Yes, using an FBO provides a simple and elegant approach and is conveniently backwards compatible up to GL2.0 core. An alternative would be to draw your GUI elements on top of the 3D window every frame, or if you don't want to do that, using the stencil buffer or a discard mask when drawing the 3D scene.
For simplicity's sake, especially if you want to support all forms of shaders in your 3D scene (and you still want to do child/sibling window clipping on top of it), using an FBO is the simplest way to go.
You'd have the set up the FBO just like a regular window, set its viewport to the texture rect and just draw the scene. Don't worry about the texture copy - it's really cheap.
;) I thought so. I remember being annoyed with having to copy my texture, but if I do it right, I don't think the copy operation is actually required, although the GUI drawing would of course have to wait until after the scene is drawn, and I'll be unable to fire off all the primitives in one go. But that's a fair price to pay to be able to scale projections after rendering, besides being able to rotate everything.
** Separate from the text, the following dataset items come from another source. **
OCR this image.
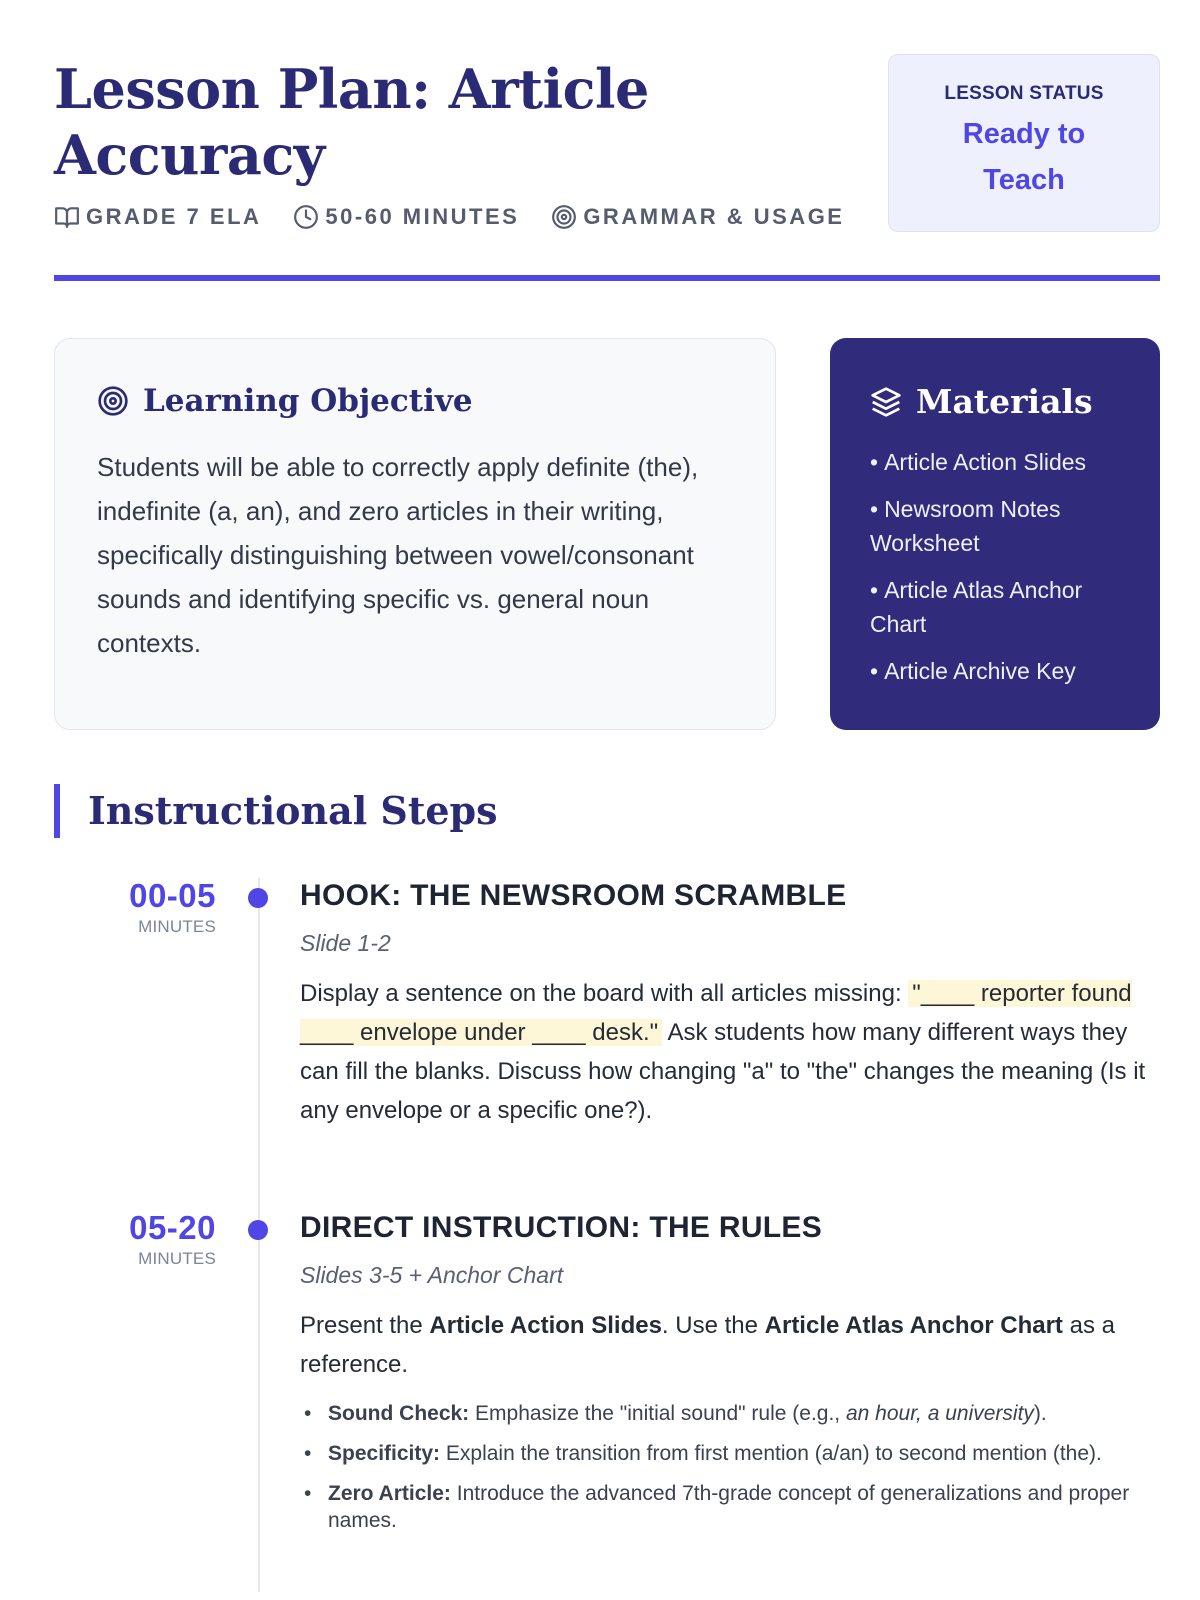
Lesson Plan: Article Accuracy
GRADE 7 ELA	50-60 MINUTES	GRAMMAR & USAGE
LESSON STATUS
Ready to Teach
Learning Objective

Students will be able to correctly apply definite (the), indefinite (a, an), and zero articles in their writing, specifically distinguishing between vowel/consonant sounds and identifying specific vs. general noun contexts.

Materials
• Article Action Slides
• Newsroom Notes Worksheet
• Article Atlas Anchor Chart
• Article Archive Key
Instructional Steps
00-05
MINUTES
HOOK: THE NEWSROOM SCRAMBLE
Slide 1-2

Display a sentence on the board with all articles missing: "____ reporter found ____ envelope under ____ desk." Ask students how many different ways they can fill the blanks. Discuss how changing "a" to "the" changes the meaning (Is it any envelope or a specific one?).

05-20
MINUTES
DIRECT INSTRUCTION: THE RULES
Slides 3-5 + Anchor Chart

Present the Article Action Slides. Use the Article Atlas Anchor Chart as a reference.

• Sound Check: Emphasize the "initial sound" rule (e.g., an hour, a university).
• Specificity: Explain the transition from first mention (a/an) to second mention (the).
• Zero Article: Introduce the advanced 7th-grade concept of generalizations and proper names.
I'm glad you advocate a solution allowing some backwards compatibility and easening the appearance of the overall structure. (Embedding a perspective projection inside an orthographic one seems messy, I think. )
In terms of transformations - I suggest providing the 3D scene its own transformation matrix stack and manage the GUI completely independently.
Note, however, that things get a little bit funkier if your 3D scene uses FBOs internally - just something to keep in mind.
Oh yes, about that.... Naah, I'll get around to it eventually, -But it's fun to imagine.
I picture GUIs rendered onto surfaces in space, and the space to be viewed as part of a GUI... Like ID did in Doom 3, just with no theoretical recursion maximum.